Contract: CodeQL runs weekly (and on push) and uploads findings to the Security tab; Gitleaks scans full history for committed secrets. Findings surface as alerts rather than blocking the push.
Requirements
- security-events: write permission for CodeQL upload
- github/codeql-action and gitleaks/gitleaks-action
Inactive issues pile up and hide the ones that matter, but closing them by hand is thankless. A daily sweep marks issues stale after inactivity and closes them if nothing changes, while exempting the labels you care about.
Contract: Marks an issue stale after 30 days idle and closes it 7 days later unless it carries an exempt label or gets new activity; PRs are untouched.
Requirements
- actions/stale
- issues: write permission
- An agreed exempt-label set
External links in docs rot silently — a vendor moves a page and your quickstart 404s for weeks. A weekday link check catches breakage early and pings Slack on failure so someone actually fixes it.
Contract: Runs weekdays; on any broken external link the job fails and a Slack message with the run URL is sent. A clean run is silent.
Requirements
- A link checker (lychee, or bun/npm equivalent)
- SLACK_WEBHOOK_URL secret for the alert
A generated README (catalog, index, badge table) drifts from the underlying data between manual regenerations. A scheduled job rebuilds it from source and commits only when the output actually changed.
Contract: Rebuilds README.md from source on schedule and commits only on a real diff; an unchanged README yields no commit.
Requirements
- A README-generation script
- contents: write permission
scheduleclaude-codegithub-actions
A dependency you track (an upstream CLI, a framework) ships changes you need to adopt, but nobody watches its changelog daily. A watcher diffs the upstream changelog, and — optionally with an agent — files adoption issues for the gaps worth acting on.
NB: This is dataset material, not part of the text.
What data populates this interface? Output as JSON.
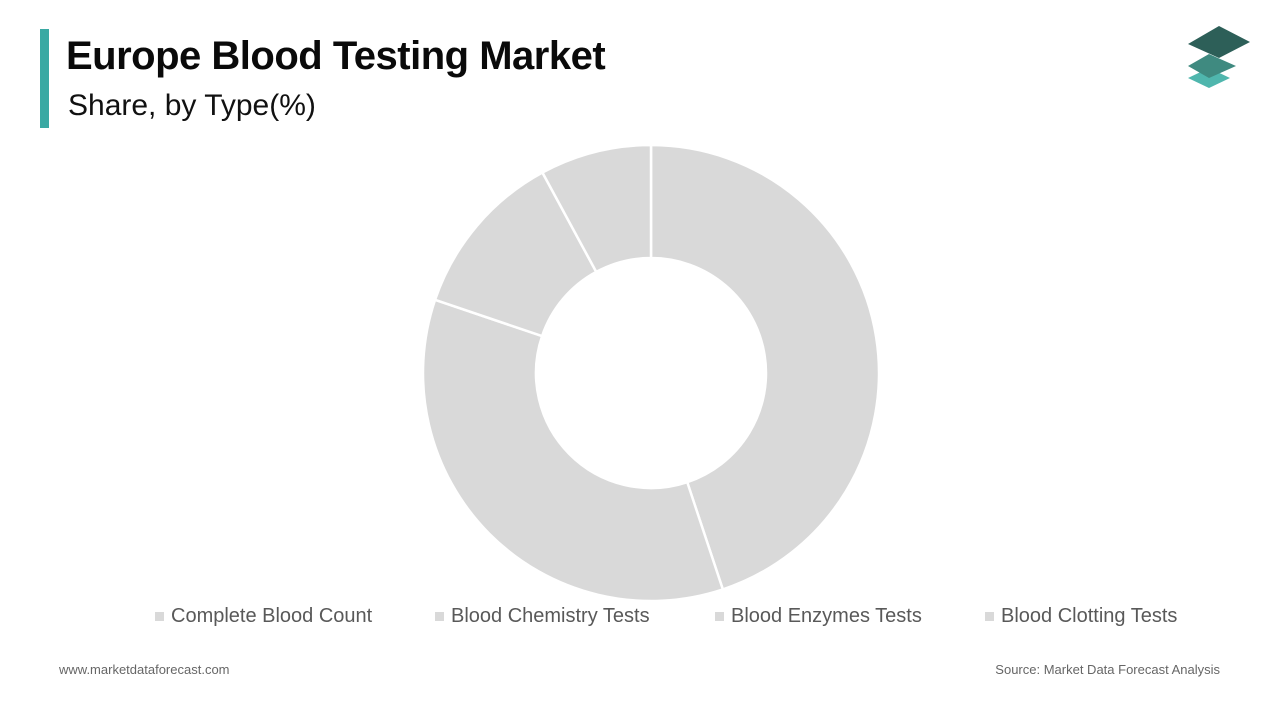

Contract: Only acts when the upstream changelog changed. LLM triage is a soft dependency (skipped cleanly if the token is absent); either way a fallback 'upstream-adoption' issue is filed so a change is never silently dropped.
Requirements
- A cached copy of the upstream changelog to diff against
- Optional CLAUDE_CODE_OAUTH_TOKEN for the LLM triage step
- issues: write permission
You mean to cut a package release 'soon' but lose track of whether it's actually due — commits accrued, version proposed, npm behind the tag. A daily check computes readiness and upserts a single tracking issue instead of spamming new ones.
Contract: Writes a readiness summary to the run each day and keeps exactly one open 'release-watch' issue (upsert), so the signal never becomes issue spam.
Requirements
- A readiness-check script (commit count, version, registry state)
- issues: write permission
A content repo (registry entries, schemas, generated site) can pass per-PR checks yet still rot in aggregate. A weekly full validation re-runs every schema, policy, and build lane so drift is caught even when no one touched the files.
Contract: Runs on PRs for changed lanes and does a full weekly sweep of schema, policy, build, and registry validation so aggregate drift surfaces even without a triggering change.
Requirements
- Validation scripts for each content lane
- A reproducible build step
When a spec is the source of truth, small edits can quietly violate invariants — a rubric weight that no longer sums, a version marker left un-bumped, a frontmatter field dropped. A push/PR guard runs the whole battery of consistency assertions so a broken spec never merges.
Contract: Every invariant script must exit zero for the job to pass; a single violated assertion (schema, version, rubric, frontmatter) blocks the merge.